Djordjevic S, Dong Y, Paschke R, Frerman F E, Strauss A W, Kim J J
Department of Biochemistry, Medical College of Wisconsin, Milwaukee 53226.
Biochemistry. 1994 Apr 12;33(14):4258-64. doi: 10.1021/bi00180a021.
We have used molecular modeling and site-directed mutagenesis to identify the catalytic residues of human long chain acyl-CoA dehydrogenase. Among the acyl-CoA dehydrogenases, a family of flavoenzymes involved in beta-oxidation of fatty acids, only the three-dimensional structure of the medium chain fatty acid specific enzyme from pig liver has been determined (Kim, J.-J.P., Wang, M., & Paschke, R. (1993) Proc. Natl. Acad. Sci. U.S.A. 90, 7523-7527). Despite the overall sequence homology, the catalytic residue (E376) of medium chain acyl-CoA dehydrogenase is not conserved in isovaleryl- and long chain acyl-CoA dehydrogenases. A molecular model of human long chain acyl-CoA dehydrogenase was derived using atomic coordinates determined by X-ray diffraction studies of the pig medium chain specific enzyme, interactive graphics, and molecular mechanics calculations. The model suggests that E261 functions as the catalytic base in the long-chain dehydrogenase. An altered dehydrogenase in which E261 was replaced by a glutamine was constructed, expressed, purified, and characterized. The mutant enzyme exhibited less than 0.02% of the wild-type activity. These data strongly suggest that E261 is the base that abstracts the alpha-proton of the acyl-CoA substrate in the catalytic pathway of this dehydrogenase.

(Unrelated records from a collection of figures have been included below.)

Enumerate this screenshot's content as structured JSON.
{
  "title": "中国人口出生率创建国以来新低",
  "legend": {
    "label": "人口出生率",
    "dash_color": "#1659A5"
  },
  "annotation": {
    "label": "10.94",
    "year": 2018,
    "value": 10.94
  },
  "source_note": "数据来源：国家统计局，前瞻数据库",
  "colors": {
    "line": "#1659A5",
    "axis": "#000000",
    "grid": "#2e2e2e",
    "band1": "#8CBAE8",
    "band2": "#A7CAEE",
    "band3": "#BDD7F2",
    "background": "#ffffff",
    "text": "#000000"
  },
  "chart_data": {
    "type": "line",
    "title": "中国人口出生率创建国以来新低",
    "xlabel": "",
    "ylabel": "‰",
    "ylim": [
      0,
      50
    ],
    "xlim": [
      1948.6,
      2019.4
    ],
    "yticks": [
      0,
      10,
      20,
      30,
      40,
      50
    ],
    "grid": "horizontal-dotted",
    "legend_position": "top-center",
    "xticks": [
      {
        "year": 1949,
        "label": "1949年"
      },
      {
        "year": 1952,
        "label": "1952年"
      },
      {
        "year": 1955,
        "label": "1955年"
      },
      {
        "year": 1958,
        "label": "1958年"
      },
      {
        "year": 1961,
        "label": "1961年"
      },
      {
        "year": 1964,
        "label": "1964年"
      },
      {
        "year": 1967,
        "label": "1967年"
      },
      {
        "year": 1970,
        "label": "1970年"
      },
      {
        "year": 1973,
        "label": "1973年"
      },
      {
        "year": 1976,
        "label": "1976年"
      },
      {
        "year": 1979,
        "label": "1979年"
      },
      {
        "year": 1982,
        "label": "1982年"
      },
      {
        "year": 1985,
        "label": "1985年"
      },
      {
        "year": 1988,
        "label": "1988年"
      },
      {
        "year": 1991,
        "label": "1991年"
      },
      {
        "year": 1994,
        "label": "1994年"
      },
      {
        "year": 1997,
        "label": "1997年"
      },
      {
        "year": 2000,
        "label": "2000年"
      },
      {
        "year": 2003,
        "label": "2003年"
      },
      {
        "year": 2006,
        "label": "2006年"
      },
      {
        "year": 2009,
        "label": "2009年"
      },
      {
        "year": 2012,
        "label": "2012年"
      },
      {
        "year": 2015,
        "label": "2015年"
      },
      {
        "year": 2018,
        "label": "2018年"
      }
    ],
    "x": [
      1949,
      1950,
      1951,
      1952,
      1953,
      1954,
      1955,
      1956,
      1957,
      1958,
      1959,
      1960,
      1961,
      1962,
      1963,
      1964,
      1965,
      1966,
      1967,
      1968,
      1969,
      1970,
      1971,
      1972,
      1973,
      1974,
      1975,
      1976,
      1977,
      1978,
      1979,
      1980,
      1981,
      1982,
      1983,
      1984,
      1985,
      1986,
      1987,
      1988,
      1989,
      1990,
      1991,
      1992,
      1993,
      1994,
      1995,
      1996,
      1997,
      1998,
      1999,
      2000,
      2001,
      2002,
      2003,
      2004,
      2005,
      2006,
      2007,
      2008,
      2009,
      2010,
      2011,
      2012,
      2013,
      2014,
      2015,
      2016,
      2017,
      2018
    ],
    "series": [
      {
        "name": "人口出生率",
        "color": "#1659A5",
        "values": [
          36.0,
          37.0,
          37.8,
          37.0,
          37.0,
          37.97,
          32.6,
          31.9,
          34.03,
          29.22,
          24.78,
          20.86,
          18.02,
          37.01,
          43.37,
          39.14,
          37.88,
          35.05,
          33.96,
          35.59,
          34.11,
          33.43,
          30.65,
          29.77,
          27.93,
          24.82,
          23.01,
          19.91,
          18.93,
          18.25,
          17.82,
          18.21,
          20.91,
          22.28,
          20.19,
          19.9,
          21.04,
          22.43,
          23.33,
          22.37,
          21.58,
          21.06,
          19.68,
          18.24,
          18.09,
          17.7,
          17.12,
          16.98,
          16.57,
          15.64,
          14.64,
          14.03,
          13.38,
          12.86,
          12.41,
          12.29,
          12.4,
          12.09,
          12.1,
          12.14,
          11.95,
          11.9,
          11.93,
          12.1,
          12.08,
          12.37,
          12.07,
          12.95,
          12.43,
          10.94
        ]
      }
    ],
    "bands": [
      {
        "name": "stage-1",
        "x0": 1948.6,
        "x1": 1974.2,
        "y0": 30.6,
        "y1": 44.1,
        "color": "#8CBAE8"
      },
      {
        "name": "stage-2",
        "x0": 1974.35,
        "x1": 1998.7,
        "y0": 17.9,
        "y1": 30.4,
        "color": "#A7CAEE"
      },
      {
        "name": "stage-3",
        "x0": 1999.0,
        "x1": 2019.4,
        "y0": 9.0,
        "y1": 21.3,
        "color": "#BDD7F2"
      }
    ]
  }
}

我们利用分子建模和定点诱变来确定人类长链酰基辅酶A脱氢酶的催化残基。在酰基辅酶A脱氢酶中,这是一族参与脂肪酸β-氧化的黄素酶,目前仅确定了猪肝中链脂肪酸特异性酶的三维结构(Kim, J.-J.P., Wang, M., & Paschke, R. (1993) Proc. Natl. Acad. Sci. U.S.A. 90, 7523 - 7527)。尽管存在整体序列同源性,但中链酰基辅酶A脱氢酶的催化残基(E376)在异戊酰基辅酶A脱氢酶和长链酰基辅酶A脱氢酶中并不保守。人类长链酰基辅酶A脱氢酶的分子模型是利用通过对猪中链特异性酶进行X射线衍射研究确定的原子坐标、交互式图形和分子力学计算推导出来的。该模型表明E261在长链脱氢酶中起催化碱基的作用。构建了一个将E261替换为谷氨酰胺的变异脱氢酶,对其进行表达、纯化和特性鉴定。该突变酶的活性不到野生型活性的0.02%。这些数据有力地表明E261是该脱氢酶催化途径中夺取酰基辅酶A底物α-质子的碱基。